Client Background

Client: A Leading Tech Firm in the USA

Industry Type: Glass Manufacturing and Building Materials industry

Products & Services: Guardian Glass

Organization Size: 200+

The Problem

Team encountered significant challenges with data visualization while using Grafana for log monitoring. Grafana’s limitations in handling and transforming raw log data restricted our ability to generate clear, real-time insights, which impacted effective system performance tracking and troubleshooting.

Our Solution

To address this issue, we leveraged Python’s Pandas library to preprocess and transform raw log data, enabling flexible cleaning, structuring, and enrichment. We then used Datadog’s API to feed the processed data into the Datadog platform, which allowed us to create customized and dynamic dashboards that better suited our monitoring and analysis needs.

Solution Architecture

Our architecture consists of a log data pipeline where raw logs are extracted and transformed using Pandas for data wrangling. The cleaned and structured data is pushed to Datadog through its API. Datadog then serves as the visualization and monitoring layer, displaying real-time dashboards with tailored metrics, enabling continuous operational oversight.

Deliverables

Datadog dahsboards

Tech Stack

  • Tools used
  • Datadog
  • Language/techniques used
  • Python
  • Skills used
  • Data analysis

What are the technical Challenges Faced during Project Execution

The primary technical challenge was efficiently transforming large volumes of unstructured log data into a format suitable for visualization, while maintaining performance and data integrity. 
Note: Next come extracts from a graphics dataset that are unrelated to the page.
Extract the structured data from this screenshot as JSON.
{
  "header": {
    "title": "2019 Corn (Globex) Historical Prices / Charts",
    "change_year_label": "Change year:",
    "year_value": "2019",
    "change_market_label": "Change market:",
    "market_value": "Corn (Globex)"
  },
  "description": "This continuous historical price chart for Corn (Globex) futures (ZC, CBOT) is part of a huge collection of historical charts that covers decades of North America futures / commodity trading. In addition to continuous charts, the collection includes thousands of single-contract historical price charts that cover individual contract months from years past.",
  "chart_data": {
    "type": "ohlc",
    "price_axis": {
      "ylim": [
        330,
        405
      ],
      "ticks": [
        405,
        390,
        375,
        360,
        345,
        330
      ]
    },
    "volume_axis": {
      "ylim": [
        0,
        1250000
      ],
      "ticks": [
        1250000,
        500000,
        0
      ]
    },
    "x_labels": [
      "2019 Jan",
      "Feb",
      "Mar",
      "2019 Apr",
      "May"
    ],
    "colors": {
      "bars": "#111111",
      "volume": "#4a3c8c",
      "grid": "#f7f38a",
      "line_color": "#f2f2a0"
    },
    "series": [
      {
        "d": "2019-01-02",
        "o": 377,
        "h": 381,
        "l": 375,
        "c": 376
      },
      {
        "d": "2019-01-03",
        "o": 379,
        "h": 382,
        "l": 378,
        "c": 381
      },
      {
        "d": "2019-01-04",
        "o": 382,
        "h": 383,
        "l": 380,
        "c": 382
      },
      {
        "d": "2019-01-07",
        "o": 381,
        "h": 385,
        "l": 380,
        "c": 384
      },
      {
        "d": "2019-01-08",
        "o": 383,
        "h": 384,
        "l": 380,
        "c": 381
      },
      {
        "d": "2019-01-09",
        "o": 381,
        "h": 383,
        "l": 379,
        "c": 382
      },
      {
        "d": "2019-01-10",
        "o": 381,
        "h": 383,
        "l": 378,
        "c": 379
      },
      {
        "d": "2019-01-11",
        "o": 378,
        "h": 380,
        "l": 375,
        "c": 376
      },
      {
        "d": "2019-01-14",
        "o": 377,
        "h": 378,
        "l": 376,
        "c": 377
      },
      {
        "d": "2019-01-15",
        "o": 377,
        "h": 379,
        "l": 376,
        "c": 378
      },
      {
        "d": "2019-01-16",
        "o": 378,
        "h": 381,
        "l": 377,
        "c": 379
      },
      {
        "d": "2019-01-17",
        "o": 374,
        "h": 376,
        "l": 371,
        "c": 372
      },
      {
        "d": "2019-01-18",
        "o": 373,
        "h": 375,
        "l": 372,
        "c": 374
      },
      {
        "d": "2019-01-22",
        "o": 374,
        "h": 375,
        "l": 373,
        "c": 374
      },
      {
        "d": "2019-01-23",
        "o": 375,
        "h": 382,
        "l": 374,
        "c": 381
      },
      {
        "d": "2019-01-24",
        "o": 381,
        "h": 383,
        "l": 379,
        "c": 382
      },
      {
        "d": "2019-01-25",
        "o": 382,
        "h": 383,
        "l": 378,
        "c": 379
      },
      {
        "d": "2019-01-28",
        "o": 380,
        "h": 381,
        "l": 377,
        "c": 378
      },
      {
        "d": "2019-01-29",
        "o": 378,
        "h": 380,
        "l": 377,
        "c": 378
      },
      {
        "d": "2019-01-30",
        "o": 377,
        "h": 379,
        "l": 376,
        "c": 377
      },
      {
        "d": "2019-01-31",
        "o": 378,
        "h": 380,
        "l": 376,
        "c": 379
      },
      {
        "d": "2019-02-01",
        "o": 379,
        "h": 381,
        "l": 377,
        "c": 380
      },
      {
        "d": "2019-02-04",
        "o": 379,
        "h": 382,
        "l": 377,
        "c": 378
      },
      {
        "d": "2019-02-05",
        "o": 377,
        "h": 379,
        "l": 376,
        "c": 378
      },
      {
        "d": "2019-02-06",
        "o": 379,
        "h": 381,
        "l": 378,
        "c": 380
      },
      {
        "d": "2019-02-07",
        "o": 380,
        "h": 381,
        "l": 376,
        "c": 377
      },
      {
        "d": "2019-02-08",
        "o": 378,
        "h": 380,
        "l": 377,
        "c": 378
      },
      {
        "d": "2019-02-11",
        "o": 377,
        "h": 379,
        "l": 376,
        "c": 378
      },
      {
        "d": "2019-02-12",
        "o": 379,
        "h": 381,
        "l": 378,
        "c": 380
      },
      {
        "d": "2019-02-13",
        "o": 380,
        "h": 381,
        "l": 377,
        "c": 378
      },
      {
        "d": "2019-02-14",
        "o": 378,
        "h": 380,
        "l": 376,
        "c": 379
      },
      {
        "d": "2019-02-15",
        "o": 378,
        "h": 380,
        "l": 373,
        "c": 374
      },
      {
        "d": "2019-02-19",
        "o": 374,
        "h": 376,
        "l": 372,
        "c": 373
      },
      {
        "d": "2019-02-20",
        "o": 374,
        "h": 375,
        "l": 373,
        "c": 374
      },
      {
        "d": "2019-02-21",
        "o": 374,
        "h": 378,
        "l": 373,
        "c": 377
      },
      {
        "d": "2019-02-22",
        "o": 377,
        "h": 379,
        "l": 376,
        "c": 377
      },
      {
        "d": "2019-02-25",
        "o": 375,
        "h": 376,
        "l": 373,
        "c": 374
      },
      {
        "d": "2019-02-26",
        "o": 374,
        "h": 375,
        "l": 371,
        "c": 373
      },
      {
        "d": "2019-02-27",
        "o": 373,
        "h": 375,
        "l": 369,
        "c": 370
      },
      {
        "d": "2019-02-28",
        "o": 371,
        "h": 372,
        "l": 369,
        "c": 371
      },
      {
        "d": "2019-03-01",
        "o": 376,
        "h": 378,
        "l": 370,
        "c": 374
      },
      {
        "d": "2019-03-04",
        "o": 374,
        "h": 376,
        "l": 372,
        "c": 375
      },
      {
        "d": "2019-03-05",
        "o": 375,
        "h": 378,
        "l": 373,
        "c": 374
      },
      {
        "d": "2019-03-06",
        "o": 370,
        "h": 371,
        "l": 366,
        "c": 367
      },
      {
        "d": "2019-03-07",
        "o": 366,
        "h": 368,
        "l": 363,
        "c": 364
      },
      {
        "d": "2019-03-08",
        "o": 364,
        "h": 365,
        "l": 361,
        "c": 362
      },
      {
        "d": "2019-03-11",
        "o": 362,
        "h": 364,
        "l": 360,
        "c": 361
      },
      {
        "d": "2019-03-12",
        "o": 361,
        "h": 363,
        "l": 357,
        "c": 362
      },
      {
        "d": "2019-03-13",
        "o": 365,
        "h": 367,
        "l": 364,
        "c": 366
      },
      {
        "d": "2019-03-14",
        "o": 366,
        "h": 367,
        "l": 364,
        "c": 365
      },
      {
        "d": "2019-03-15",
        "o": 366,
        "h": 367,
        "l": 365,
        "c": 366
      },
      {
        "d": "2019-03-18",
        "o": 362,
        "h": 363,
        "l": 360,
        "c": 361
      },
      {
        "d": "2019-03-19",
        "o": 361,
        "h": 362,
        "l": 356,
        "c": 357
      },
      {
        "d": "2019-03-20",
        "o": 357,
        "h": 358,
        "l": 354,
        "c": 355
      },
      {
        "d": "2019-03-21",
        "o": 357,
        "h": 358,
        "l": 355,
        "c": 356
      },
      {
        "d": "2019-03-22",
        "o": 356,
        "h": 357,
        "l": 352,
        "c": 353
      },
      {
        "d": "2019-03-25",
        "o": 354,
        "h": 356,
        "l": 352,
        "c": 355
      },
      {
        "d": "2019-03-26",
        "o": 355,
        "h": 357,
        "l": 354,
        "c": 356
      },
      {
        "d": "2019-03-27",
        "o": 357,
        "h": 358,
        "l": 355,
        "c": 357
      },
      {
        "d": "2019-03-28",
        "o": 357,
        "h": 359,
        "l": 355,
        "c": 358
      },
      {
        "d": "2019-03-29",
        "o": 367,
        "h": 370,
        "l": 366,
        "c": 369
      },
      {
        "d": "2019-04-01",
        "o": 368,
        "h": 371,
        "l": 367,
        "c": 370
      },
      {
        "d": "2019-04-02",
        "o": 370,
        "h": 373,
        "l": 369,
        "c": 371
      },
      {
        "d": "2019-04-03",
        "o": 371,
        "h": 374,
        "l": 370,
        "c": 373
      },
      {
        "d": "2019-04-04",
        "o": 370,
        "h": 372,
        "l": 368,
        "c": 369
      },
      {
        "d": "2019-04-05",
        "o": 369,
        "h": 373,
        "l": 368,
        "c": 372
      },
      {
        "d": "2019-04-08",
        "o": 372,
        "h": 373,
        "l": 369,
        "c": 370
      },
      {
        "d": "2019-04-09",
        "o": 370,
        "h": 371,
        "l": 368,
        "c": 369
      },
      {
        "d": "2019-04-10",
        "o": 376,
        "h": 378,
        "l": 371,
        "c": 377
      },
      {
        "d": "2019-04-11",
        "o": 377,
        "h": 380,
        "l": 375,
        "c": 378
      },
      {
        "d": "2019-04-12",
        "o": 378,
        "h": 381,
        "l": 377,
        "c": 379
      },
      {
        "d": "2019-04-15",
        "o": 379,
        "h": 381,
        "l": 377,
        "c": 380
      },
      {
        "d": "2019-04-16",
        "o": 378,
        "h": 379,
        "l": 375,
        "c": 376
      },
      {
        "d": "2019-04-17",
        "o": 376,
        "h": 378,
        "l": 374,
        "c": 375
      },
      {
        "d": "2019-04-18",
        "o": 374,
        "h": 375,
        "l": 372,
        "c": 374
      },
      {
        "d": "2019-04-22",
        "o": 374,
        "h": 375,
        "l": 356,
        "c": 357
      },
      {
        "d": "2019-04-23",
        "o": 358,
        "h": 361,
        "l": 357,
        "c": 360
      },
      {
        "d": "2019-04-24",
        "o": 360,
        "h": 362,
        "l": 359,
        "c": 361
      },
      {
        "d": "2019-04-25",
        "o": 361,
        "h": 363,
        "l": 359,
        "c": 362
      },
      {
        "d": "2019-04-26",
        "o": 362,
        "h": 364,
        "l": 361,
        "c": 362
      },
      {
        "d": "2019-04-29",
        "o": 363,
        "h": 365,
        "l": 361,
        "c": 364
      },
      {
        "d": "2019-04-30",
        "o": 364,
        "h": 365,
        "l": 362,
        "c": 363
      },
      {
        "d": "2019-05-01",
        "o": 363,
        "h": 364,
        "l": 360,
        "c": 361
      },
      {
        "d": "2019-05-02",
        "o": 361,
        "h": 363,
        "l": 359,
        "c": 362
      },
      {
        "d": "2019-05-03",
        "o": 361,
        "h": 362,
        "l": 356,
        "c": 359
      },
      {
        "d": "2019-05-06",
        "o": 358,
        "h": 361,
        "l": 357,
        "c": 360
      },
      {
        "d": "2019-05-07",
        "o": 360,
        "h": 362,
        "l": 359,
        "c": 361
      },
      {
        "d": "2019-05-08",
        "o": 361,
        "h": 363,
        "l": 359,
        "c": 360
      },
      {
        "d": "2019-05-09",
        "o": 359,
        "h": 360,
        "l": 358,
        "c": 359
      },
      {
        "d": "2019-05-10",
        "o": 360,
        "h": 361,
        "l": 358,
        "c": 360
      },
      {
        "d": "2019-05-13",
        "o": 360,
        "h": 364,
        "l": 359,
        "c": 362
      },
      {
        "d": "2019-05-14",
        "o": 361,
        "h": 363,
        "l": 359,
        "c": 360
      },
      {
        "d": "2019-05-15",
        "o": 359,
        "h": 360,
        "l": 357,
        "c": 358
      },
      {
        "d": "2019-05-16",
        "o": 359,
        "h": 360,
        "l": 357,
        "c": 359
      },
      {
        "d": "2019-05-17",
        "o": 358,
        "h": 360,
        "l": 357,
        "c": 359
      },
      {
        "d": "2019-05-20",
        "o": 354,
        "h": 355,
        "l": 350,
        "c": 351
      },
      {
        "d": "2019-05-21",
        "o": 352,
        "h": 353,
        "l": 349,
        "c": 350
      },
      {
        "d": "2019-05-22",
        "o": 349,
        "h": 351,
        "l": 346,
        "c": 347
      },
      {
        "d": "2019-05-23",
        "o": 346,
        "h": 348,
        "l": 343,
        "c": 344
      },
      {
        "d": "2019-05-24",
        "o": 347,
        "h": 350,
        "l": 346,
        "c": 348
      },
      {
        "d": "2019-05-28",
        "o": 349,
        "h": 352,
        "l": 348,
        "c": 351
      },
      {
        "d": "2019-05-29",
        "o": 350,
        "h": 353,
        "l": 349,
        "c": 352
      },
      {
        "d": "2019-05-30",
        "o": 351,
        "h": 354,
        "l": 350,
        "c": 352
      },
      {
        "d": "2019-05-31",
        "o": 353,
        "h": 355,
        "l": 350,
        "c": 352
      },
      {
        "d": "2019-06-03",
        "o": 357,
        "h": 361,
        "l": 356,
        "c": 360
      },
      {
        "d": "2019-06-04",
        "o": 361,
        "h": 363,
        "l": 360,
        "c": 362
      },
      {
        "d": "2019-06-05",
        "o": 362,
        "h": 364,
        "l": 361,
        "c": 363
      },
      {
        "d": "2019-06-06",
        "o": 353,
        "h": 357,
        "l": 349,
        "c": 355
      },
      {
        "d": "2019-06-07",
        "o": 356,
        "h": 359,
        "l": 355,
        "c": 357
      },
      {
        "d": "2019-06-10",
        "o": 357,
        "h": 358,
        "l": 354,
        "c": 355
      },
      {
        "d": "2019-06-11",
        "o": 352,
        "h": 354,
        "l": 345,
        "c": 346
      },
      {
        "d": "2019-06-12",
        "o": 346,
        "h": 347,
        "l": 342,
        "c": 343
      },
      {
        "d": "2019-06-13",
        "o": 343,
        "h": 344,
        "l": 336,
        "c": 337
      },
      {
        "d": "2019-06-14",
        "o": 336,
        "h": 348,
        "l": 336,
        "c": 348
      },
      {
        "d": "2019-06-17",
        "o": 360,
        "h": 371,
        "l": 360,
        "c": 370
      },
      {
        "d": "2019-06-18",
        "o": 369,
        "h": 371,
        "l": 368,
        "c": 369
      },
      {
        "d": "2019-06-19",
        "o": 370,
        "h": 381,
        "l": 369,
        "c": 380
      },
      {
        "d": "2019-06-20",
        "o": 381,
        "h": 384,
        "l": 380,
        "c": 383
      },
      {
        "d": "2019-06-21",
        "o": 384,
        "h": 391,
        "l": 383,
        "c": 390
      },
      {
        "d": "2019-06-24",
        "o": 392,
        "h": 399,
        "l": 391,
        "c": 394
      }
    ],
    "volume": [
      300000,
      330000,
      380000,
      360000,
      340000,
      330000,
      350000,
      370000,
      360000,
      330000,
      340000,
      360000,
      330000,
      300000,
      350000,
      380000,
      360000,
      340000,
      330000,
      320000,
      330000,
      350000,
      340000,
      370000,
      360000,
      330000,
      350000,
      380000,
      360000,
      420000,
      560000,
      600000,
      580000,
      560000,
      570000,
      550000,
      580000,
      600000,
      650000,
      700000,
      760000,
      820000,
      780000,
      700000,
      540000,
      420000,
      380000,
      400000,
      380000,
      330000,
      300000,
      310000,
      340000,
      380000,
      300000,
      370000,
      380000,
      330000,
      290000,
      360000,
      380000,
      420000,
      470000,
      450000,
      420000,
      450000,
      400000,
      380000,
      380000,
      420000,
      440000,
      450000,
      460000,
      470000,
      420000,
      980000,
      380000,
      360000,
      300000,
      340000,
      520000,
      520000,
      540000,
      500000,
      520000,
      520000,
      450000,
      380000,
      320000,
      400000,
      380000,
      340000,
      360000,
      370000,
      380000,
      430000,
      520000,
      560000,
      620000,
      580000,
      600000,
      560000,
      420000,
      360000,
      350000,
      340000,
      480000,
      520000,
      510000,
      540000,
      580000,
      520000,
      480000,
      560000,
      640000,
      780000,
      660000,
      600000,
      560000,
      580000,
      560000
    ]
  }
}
How the Technical Challenges were Solved

This was resolved by applying granular data manipulation with Pandas, allowing us to handle complex transformations smoothly. Integrating seamlessly with Datadog’s API ensured reliable data ingestion and visualization refresh.

Business Impact

By improving log data visualization and monitoring, we enhanced our ability to detect and respond to system issues swiftly, reducing downtime and operational risks. The more insightful dashboards empowered teams with better decision-making tools, ultimately increasing system reliability and improving overall business performance.